Elisabeth ist eine junge Frau, die versucht, die Enge ihrer Zeit zu überwinden und einen eigenen Lebensweg zu gehen. Das gibt es ja auch heute noch. Sie hat einen starken Freiheitsdrang und glaubt, Freiheit in der Heirat mit Franz Joseph zu finden. Sie will das ländliche Bayern hinter sich lassen. Natürlich wird sie in Wien konfrontiert mit neuen Konflikten – aber zunächst ist es für sie ein Schritt zu mehr Freiheit. Wenn sich junge Frauen heute diese Elisabeth anschauen, würde ich sie sehr gerne ermutigen, nach draußen zu gehen, ihre eigene Meinung zu äußern und sich nicht einschüchtern zu lassen.

Woher rührt die Faszination für Elisabeth?

Je mehr ich mich eingelesen und eingearbeitet habe, umso mehr war für mich klar, warum es wichtig ist, dieser Frau auch heute noch eine Plattform zu geben und sie vielleicht auch noch in ein anderes Licht zu stellen, als es in den 50er- und 60er-Jahren getan wurde. Alle Interpretationen haben einen anderen Blick auf Elisabeth, was vielleicht notwendig ist, um ihr gerecht zu werden.

Was soll das Publikum von „Die Kaiserin“ mitnehmen?

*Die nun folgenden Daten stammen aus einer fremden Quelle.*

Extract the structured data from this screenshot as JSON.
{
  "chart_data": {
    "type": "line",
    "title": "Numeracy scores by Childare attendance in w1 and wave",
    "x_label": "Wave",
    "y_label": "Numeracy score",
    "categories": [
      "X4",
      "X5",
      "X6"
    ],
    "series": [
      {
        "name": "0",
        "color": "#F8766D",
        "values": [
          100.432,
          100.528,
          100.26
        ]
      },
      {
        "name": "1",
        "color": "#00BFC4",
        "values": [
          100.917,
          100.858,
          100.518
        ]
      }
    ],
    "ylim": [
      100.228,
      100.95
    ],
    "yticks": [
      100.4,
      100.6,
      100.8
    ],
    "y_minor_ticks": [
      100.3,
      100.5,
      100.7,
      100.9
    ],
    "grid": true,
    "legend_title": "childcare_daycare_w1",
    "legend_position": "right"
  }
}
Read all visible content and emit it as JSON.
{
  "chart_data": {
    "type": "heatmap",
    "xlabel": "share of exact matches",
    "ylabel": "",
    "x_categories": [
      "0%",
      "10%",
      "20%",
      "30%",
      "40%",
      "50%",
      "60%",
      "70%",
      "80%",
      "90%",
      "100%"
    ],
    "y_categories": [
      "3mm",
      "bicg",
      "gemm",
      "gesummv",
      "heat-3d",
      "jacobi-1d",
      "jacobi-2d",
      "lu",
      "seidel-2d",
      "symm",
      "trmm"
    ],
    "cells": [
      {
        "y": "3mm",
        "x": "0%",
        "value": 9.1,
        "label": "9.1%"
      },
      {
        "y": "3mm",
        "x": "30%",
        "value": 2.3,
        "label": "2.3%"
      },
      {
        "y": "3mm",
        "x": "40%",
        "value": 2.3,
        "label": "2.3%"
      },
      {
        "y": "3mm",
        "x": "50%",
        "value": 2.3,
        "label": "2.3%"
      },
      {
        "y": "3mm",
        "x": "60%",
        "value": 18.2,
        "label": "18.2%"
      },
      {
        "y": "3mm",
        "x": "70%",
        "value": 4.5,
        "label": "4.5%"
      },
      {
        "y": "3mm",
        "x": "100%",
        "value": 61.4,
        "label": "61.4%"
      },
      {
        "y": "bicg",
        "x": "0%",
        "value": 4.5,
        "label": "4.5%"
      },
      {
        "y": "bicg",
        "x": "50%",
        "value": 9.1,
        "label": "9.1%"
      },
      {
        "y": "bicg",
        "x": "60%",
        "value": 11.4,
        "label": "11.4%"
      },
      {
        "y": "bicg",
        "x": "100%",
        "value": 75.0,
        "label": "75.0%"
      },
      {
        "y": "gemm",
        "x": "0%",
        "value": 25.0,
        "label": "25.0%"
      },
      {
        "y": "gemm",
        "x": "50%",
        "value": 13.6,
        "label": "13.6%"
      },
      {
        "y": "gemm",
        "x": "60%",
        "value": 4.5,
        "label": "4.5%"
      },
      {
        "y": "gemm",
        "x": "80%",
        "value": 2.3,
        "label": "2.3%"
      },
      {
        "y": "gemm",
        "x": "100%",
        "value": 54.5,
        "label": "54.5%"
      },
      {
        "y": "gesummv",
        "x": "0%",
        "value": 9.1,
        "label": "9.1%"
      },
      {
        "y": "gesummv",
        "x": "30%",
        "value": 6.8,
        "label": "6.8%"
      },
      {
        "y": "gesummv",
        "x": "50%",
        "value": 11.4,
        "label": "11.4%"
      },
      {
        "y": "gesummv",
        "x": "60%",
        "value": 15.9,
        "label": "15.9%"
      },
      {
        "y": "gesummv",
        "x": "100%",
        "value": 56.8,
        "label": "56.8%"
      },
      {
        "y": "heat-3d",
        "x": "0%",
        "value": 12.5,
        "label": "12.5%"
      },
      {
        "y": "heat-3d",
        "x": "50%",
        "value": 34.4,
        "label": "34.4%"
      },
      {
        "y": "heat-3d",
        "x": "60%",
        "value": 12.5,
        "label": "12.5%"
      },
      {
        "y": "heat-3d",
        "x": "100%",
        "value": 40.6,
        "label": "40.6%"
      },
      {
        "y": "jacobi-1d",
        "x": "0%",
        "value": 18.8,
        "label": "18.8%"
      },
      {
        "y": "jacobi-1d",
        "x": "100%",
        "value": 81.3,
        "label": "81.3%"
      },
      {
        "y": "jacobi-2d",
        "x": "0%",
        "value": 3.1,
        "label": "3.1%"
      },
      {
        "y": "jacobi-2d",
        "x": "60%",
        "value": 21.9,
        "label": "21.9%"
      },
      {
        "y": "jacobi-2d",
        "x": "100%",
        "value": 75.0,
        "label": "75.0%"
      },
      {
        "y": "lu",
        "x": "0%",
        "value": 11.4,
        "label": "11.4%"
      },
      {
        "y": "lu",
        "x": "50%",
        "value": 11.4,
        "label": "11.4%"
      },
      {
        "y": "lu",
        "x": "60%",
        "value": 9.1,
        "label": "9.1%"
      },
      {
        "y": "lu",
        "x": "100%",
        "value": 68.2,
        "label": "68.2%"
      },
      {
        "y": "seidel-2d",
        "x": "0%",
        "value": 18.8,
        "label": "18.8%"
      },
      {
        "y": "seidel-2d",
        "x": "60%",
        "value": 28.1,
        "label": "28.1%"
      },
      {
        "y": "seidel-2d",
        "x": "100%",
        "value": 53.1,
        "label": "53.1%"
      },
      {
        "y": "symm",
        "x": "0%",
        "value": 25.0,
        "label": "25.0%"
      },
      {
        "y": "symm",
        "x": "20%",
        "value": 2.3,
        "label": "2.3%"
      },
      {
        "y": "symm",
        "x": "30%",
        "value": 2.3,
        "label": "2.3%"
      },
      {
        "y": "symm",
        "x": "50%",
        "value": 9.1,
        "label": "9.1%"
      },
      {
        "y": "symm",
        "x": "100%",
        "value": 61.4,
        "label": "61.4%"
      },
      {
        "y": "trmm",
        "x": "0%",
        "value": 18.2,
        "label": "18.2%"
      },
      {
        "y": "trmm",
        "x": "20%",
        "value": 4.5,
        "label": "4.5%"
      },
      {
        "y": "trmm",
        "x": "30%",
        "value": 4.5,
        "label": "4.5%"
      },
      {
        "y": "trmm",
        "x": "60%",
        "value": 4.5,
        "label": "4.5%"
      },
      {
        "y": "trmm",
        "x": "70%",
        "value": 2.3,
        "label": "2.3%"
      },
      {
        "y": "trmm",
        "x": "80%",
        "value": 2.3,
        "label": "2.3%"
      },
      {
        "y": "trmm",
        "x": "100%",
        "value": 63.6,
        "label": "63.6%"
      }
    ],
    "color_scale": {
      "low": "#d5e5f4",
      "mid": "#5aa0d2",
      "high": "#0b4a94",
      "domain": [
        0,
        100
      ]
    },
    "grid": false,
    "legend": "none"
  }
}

Warum ich Elisabeth gespielt habe, ist dieses „longing for more“. Dass ich also eine Frau spielen darf, die unabhängig von ihrer Liebesbeziehung, unabhängig von ihren Eltern lernt, auf sich zu vertrauen und auf ihre eigenen Ressourcen zurückgreifen kann. Für mich ist es wichtig, Leute da draußen anzusprechen und ihnen das Gefühl zu geben, sich auch mit ihren Unsicherheiten zu trauen nach draußen zu gehen und ins Gespräch zu gehen. Und sich so zu vergewissern: Bin ich normal, bin ich akzeptabel, wie kann ich bestehen in dieser Welt?